North Wales’s craggy peaks and lonely lakes are a tonic at any time of year, but they’re loveliest in spring: dainty wildflowers carpet the woodlands, waterfalls thunder and the grass glows on sunny days. Half a million people climb Mount Snowdon every year, but it’s easy to escape the crowds in Wales’s oldest national park and walks range from soothing ambles to tough hill trails. If hiking isn’t your thing, there’s also mountain biking, paddleboarding, gorge-scrambling, kayaking, caving and whizzing down record-breaking zip lines. When it pours (there’s a reason these hills are so green), take cover in quirky cafés and cosy pubs.
The best things to do in Snowdonia
Moel Siabod Café in Capel Curig is a one-stop shop for hungry hikers: generous breakfasts, packed lunches, lardy cakes, maps and free advice from the friendly owners. In Beddgelert, Caffi Gwynant serves up gorgeous brunches in a converted chapel. But choose wisely – you may struggle to waddle anywhere after the buttermilk chicken waffle slathered with maple butter.
Zip World has transformed a disused slate quarry and mine into adventure playgrounds. Hurtle head first down the world’s fastest zip line at Penrhyn Quarry. Not mad about heights? Scale underground waterfalls, traverse mineshafts and zoom down the world’s longest and deepest zip lines on Go Below’s caving trips.
Book a table at Olif in Betws-y-Coed for Welsh tapas and towering burgers. Try the fiery Y Ddraig Goch (Red Dragon) burger which is topped with Snowdonia Red Devil cheddar, locally made chorizo and giant onion rings. Hangin’ Pizzeria, just by Betws-y-Coed station, does a crispy, wood-fired Welsh Rarebit pizza as well as more conventional 12-inchers.
The Snowdonia Sherpa bus transports ramblers between villages and trailheads. Hop off at the National Trust’s Ogwen Cottage, which is the starting point for two glorious walks: a challenging trek up to Llyn Idwal, a crystal-clear lake surrounded by hulking cliffs; and a leisurely stroll around Llyn Ogwen – King Arthur’s sword Excalibur is said to lie at the bottom of its lonely waters.
There are plenty of historic pubs stocking North Wales’s new craft beers, but check out the gin list too. Snowdonia boasts several distilleries including the award-winning Aber Falls, which does tours and tastings. Step back in time with a pint of real ale at the Pen-y-Gwyrd Hotel, a memorabilia-stuffed inn at the foot of Snowdon that hasn’t changed since Sir Edmund Hillary used it as a training base for his Everest expedition in 1953.
Spy Ireland, Scotland and the Isle of Man from Mount Snowdon’s 1,085-metre summit.

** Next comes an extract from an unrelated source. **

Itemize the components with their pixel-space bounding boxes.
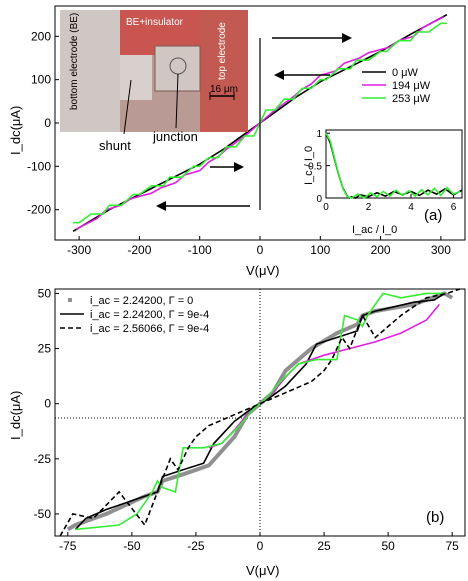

A dinky century-old train pootles up it several times a day, but that top-of-the-world feeling is even better when you’ve walked up. Plus you can justify an oggie (a Welsh pasty) and a slab of homemade cake from the café. For the most dramatic views, take the steep Llwybr Pyg (Pig Track) up, winding past glassy lakes and rocky ridges.
The phrase ‘five-star hostel’ sounds like a contradiction until you step inside The Rocks at Plas Curig. It has everything you expect from a hostel – dorms, a drying room for damp boots, a huge self-catering kitchen – but the aesthetic is more boutique hotel, with bold colours, snug corners and a roaring wood-burning stove. Not to mention the excellent selection of local ales and a firepit for balmy nights. Each bunkbed has its own curtain and bedside lamp so you can cocoon yourself. Or there are double and family rooms for those who value their privacy. Hike straight out the front door in the morning – the hostel sits in the shadow of Moel Siabod, one of Snowdonia’s most scenic peaks. At the end of the day, you can watch the sun set behind Mount Snowdon. From £22.50 a night.